The miracle you seek, that healing touch upon a weary mind, is the very work Christ delights to perform. He is grand in emergencies. That afflicted woman bowed together for eighteen years could not lift up her eyes to heaven, yet in an instant Jesus loosed her. No language from human lips can reach the inmost prison of a bound spirit; a Divine Voice must echo through the soul. Cry to Him who knows no limit to His power, who works not dependent upon anything in man, but out of His own sovereign mercy. The Lord can command calm and health and joy more swiftly than the words can be spoken. But remember, His working is not a parable of perfect earthly contentment so much as of His own grace, and often He sends a trial to drive us from the broken cisterns of carnal delight to the fountain of living waters. If your son’s immediate outward consolation should be delayed, it may be that the greater miracle of inward renewal is being wrought in the secret place of affliction.

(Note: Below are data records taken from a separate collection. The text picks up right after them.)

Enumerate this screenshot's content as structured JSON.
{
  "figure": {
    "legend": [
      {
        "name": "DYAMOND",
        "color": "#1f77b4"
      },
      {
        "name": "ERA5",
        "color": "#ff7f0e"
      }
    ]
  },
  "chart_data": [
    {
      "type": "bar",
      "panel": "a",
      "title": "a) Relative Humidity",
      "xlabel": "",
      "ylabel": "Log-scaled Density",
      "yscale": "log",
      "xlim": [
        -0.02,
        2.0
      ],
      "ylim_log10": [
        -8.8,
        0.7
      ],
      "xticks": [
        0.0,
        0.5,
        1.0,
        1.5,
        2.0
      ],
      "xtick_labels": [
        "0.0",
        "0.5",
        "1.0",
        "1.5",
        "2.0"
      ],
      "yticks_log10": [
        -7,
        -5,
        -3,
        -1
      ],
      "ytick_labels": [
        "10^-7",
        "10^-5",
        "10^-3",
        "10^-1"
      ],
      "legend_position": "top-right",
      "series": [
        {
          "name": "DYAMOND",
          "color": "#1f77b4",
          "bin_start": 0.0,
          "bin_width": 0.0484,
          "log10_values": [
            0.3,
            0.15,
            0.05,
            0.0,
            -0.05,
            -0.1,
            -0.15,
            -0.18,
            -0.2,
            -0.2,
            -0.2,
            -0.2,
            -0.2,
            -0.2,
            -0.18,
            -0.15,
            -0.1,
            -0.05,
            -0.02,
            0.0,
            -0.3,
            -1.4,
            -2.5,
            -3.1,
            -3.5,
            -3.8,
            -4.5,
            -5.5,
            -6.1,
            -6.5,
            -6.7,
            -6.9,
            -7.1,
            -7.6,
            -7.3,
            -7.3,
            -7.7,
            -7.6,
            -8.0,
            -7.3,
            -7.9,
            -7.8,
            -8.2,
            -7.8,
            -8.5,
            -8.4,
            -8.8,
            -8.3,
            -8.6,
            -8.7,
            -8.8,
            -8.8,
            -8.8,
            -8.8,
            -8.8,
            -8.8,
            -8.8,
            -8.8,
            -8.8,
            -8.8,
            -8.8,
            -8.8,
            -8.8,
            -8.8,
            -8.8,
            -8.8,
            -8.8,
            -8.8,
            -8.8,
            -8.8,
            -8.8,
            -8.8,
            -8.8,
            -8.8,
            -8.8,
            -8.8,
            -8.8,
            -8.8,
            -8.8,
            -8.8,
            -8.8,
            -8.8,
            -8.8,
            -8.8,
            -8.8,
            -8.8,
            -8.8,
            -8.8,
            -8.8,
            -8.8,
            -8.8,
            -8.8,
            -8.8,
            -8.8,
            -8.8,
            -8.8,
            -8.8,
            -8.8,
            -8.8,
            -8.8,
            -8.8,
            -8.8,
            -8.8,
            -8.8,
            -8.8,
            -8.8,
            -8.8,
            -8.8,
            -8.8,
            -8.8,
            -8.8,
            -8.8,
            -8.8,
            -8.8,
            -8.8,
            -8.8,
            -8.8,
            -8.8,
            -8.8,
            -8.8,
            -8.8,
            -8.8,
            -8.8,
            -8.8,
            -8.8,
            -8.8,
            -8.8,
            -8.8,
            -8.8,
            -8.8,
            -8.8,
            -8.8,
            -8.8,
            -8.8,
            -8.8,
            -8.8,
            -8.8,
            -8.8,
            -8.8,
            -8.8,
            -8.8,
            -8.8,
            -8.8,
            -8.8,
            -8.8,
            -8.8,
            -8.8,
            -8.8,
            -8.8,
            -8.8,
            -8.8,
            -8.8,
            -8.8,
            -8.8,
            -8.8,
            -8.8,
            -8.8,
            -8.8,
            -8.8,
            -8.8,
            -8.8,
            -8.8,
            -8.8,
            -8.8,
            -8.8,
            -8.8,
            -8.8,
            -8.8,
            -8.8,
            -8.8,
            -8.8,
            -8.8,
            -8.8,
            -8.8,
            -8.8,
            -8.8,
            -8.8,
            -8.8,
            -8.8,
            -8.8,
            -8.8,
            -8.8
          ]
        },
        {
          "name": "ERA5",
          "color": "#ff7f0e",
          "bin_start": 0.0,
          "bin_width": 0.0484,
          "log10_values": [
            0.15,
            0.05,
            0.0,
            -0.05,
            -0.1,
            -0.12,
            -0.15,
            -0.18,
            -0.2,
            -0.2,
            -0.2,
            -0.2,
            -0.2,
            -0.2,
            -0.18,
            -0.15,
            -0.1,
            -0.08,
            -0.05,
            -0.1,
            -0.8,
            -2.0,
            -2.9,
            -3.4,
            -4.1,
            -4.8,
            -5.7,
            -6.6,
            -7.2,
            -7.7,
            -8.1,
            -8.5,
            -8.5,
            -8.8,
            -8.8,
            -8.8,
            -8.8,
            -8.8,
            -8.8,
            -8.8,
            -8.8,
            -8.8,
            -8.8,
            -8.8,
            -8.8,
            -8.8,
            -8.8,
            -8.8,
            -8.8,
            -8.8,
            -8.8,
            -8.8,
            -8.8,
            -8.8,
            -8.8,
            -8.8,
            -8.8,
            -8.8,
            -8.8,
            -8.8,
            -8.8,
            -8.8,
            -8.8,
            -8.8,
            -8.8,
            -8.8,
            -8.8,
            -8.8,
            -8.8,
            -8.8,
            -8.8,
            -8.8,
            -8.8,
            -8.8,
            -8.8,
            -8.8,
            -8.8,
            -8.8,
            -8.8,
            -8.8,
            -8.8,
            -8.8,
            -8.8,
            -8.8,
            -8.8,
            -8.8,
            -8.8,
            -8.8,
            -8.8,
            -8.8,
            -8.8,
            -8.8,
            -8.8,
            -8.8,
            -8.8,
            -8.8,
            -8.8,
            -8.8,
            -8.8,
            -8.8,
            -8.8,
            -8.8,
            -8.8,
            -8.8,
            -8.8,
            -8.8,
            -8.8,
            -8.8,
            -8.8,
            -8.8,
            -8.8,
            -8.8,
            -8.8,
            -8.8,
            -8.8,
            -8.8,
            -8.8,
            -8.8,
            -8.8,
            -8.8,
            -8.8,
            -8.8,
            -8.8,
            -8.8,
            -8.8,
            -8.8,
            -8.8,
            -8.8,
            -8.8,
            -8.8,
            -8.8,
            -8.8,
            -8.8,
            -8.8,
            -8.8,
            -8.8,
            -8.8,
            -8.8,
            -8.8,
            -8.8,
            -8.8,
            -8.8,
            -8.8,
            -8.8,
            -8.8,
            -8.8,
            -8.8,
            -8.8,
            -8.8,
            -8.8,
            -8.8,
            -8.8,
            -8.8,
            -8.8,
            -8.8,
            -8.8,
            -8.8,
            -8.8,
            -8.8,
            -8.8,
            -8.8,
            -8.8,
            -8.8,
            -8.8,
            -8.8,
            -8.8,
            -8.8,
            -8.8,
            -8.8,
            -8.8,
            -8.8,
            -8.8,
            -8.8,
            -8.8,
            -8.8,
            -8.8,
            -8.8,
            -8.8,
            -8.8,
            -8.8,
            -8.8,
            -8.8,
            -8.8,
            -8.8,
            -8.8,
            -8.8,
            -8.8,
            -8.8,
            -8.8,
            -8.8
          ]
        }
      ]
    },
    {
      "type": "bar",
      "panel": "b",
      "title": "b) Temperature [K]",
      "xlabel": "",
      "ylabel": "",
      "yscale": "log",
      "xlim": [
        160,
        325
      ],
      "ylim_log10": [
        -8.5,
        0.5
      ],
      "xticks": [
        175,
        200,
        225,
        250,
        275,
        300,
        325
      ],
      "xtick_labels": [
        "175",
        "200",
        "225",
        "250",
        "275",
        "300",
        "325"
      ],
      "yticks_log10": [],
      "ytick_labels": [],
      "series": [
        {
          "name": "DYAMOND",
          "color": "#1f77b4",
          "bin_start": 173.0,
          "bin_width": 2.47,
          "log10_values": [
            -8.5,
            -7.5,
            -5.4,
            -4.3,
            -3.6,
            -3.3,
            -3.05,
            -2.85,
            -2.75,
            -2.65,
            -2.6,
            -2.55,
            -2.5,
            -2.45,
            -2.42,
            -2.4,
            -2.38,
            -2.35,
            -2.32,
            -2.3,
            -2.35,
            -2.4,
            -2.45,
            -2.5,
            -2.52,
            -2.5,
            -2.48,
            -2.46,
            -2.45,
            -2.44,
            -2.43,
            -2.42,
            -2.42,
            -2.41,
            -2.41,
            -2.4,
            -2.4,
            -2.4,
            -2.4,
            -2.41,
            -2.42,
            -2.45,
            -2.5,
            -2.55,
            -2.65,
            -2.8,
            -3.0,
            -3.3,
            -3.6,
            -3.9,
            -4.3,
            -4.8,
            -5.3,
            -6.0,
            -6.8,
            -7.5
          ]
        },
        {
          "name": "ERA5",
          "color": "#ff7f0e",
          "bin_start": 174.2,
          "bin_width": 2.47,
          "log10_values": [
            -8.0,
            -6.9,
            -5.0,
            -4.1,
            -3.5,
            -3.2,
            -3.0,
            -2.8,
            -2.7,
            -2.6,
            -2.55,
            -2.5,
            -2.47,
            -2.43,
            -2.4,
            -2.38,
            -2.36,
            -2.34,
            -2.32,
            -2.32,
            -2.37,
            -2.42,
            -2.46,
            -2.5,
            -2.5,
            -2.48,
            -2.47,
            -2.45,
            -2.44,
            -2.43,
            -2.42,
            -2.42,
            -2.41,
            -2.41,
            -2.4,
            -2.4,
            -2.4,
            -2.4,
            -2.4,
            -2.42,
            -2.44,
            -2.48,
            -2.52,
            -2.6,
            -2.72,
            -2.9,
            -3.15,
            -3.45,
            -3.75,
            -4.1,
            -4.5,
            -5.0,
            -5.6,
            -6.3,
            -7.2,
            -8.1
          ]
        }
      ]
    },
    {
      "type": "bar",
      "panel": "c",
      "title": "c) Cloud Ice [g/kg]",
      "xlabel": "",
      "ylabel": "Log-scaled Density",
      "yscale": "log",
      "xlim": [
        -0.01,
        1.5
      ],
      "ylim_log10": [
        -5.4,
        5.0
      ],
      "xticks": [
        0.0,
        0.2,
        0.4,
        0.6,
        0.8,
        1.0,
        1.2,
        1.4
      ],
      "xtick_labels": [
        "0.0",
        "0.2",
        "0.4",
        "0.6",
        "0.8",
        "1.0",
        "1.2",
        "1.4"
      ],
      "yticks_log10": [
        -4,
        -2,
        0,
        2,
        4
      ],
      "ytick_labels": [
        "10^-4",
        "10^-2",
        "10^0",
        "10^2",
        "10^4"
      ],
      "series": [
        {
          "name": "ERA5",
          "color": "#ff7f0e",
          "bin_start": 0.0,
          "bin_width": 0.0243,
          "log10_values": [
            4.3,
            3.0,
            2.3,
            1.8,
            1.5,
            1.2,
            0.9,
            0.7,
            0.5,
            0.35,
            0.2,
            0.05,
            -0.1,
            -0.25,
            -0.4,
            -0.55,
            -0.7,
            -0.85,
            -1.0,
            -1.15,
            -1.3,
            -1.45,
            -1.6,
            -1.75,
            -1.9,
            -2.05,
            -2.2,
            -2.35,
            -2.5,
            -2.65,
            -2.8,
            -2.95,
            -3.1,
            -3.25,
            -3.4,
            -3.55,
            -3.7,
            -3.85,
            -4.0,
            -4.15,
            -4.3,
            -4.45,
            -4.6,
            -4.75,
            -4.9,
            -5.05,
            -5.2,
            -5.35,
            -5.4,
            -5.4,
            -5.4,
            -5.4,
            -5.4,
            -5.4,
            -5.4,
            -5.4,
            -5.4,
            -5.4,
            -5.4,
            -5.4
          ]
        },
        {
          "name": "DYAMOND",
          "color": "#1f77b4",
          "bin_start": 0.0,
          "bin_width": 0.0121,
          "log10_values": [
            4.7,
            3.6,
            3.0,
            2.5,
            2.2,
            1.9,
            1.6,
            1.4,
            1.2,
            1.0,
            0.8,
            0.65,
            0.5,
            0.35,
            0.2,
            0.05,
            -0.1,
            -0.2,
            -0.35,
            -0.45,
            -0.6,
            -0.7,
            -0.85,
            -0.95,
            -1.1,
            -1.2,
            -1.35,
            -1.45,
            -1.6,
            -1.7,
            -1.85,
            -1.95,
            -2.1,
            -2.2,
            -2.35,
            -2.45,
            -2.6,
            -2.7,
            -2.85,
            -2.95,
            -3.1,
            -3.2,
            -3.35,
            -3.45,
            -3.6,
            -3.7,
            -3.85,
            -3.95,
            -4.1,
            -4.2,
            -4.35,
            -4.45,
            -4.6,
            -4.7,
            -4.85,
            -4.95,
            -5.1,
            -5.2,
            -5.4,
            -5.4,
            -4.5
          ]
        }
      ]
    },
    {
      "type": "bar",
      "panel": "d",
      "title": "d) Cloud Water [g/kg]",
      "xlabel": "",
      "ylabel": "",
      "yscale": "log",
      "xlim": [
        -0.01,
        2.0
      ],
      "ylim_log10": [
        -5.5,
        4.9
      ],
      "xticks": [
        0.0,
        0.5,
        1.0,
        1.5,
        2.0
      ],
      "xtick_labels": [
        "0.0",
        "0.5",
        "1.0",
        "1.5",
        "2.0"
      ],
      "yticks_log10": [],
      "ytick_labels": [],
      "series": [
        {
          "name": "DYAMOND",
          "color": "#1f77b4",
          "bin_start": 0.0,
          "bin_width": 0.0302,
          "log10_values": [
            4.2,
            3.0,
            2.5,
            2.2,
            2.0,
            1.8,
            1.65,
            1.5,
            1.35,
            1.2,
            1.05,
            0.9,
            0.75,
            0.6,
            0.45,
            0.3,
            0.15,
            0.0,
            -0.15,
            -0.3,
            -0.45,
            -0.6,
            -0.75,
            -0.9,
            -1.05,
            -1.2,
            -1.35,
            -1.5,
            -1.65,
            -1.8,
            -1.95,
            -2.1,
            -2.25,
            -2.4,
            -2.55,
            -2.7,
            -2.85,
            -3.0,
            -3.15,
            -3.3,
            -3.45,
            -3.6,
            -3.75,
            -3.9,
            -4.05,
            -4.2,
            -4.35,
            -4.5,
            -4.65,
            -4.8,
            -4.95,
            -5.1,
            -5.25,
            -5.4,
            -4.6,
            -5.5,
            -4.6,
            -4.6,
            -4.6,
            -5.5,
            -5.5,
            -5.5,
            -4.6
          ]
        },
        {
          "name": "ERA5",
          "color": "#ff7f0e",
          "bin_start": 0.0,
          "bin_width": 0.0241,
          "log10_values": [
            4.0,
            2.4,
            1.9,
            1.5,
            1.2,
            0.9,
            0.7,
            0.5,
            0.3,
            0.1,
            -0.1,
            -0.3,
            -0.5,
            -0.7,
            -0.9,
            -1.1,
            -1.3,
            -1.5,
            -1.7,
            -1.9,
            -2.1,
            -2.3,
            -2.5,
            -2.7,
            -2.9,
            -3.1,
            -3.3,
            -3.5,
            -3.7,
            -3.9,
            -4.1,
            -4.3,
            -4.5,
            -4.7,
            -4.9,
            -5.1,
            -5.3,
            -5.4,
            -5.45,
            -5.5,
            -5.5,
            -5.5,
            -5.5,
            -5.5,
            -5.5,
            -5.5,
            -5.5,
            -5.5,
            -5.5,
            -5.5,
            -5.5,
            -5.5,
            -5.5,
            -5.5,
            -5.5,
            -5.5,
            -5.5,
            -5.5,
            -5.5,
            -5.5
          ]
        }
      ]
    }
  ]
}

Go then, not in the strength of a demanded sign, but in the poverty and helplessness that clings to the eternal Helper. Cast yourself upon the everlasting arm that never can be palsied. The covenant stands sure for those who belong to the Lord; He is their God, and they have future prospects of happiness that cannot be shaken. Let your prayer be, “Lord, give what Thou seest best, but give me Thyself.” Whether the laughter comes on the morrow or the smile tarries, you have a surer joy, a substantial happiness beyond the reach of time and sense. The Divine generosity can fill the barn floor as well as wet the fleece, and often when we cease from dictating the manner of the answer, the Consoler Himself draws near in the stillness, and that is a favor indeed.